ANNAPOLIS, Md. — Lawmakers are picking up the pace in Annapolis while bills are passing back and forth for 'Crossover Day.'
Crossover Day is a procedural deadline for a bill to pass either the House or the Senate to have a chance of clearing both chambers and making it to the governor's desk.
"Marylander's do not want to completely reverse course and return to the days of out of control spending, crippling tax hikes and job loss," said Governor Larry Hogan while concerned with the set of bills the legislature is pushing forward.
One of the biggest chunks of spending is the education bill. The bill takes many suggestions from the Kirwan commission that was established to look into education spending. The cost of the bill for now is more than a billion dollars over the next two years. Lawmakers have admitted they don't have a plan yet to cover that spending.
"These irresponsible and short sighted actions are threatening to make this the most harmful legislative session ever for Maryland tax payers," said Hogan.
Hogan says he is willing to add money but, he says because of scandals, arrests and little or no accountability in education spending, he isn't willing to keep throwing money into the problem unless there is more transparency and accountability.

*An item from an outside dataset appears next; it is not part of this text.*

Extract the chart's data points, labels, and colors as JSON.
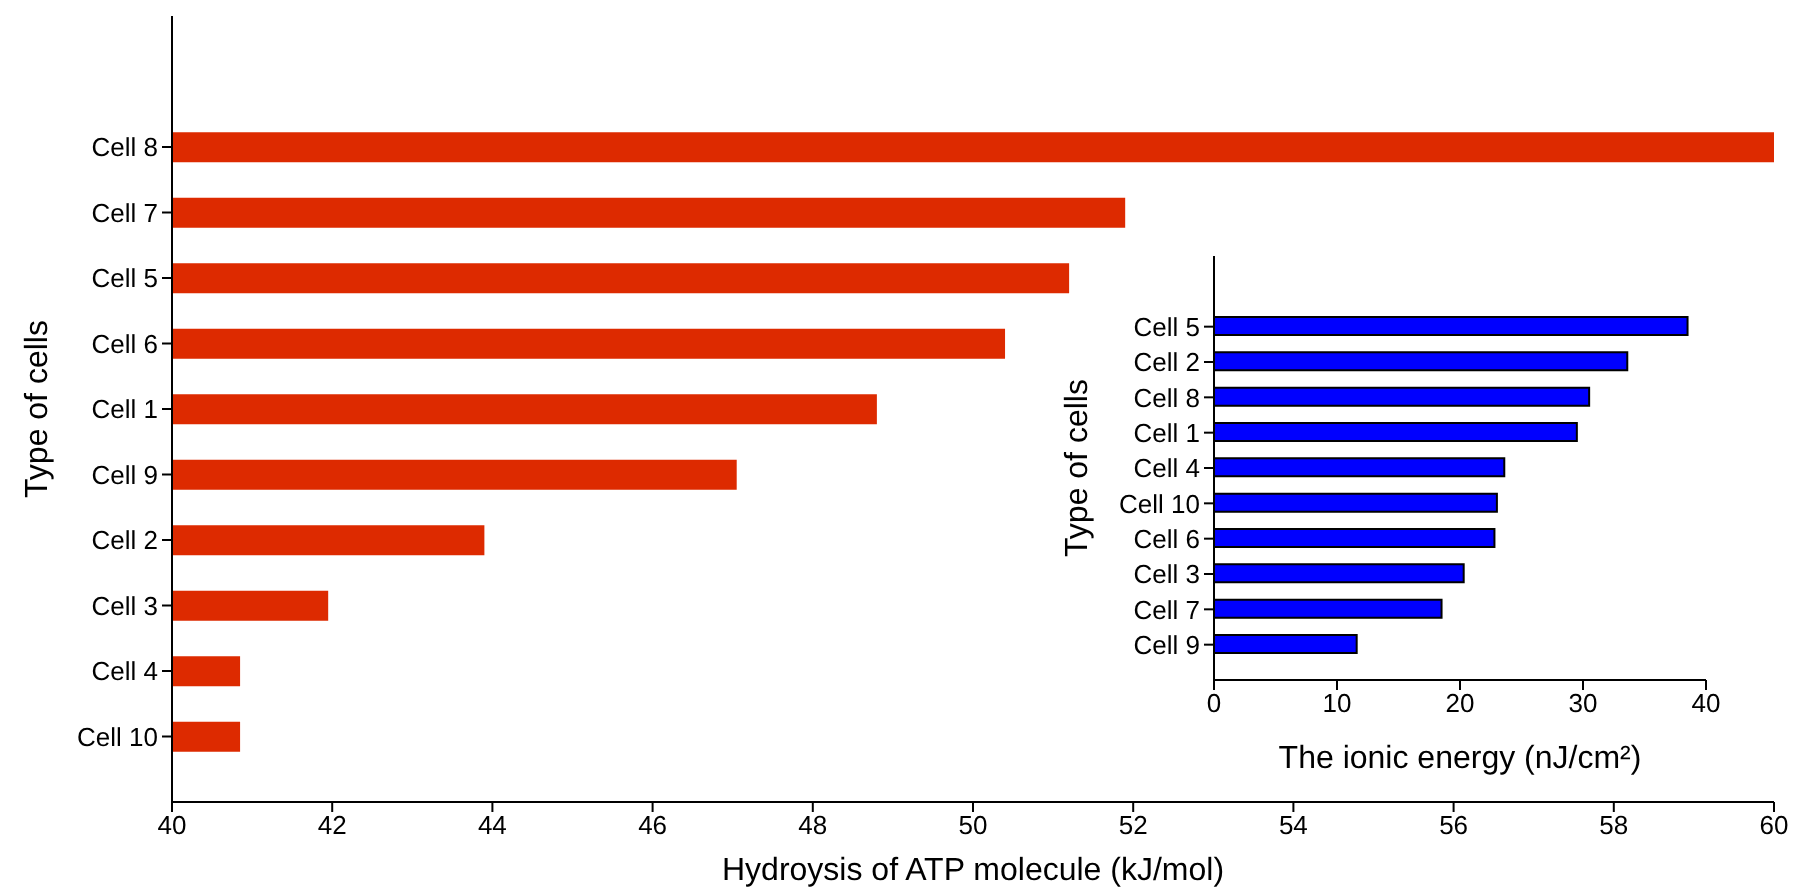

"The legislature has again failed to take any action on any of these accountability measures. In fact the house appropriations committee attempted to cut funding from the office of education accountability that we set up last year," said Hogan.
Sean Johnson is the Legislative Director for the Maryland State Education Association.
"9,000 people turned out in Annapolis last week demanding that we take action on this conversation and we are pushing the governor to roll up his sleeves and work with the legislature to pass the blue print for Maryland's future and to make sure we make the critical investments our schools need," said Johnson.
"But we can not repeat the same past mistakes the have continued to fail parents, teachers, students and tax payers of our state" said Hogan.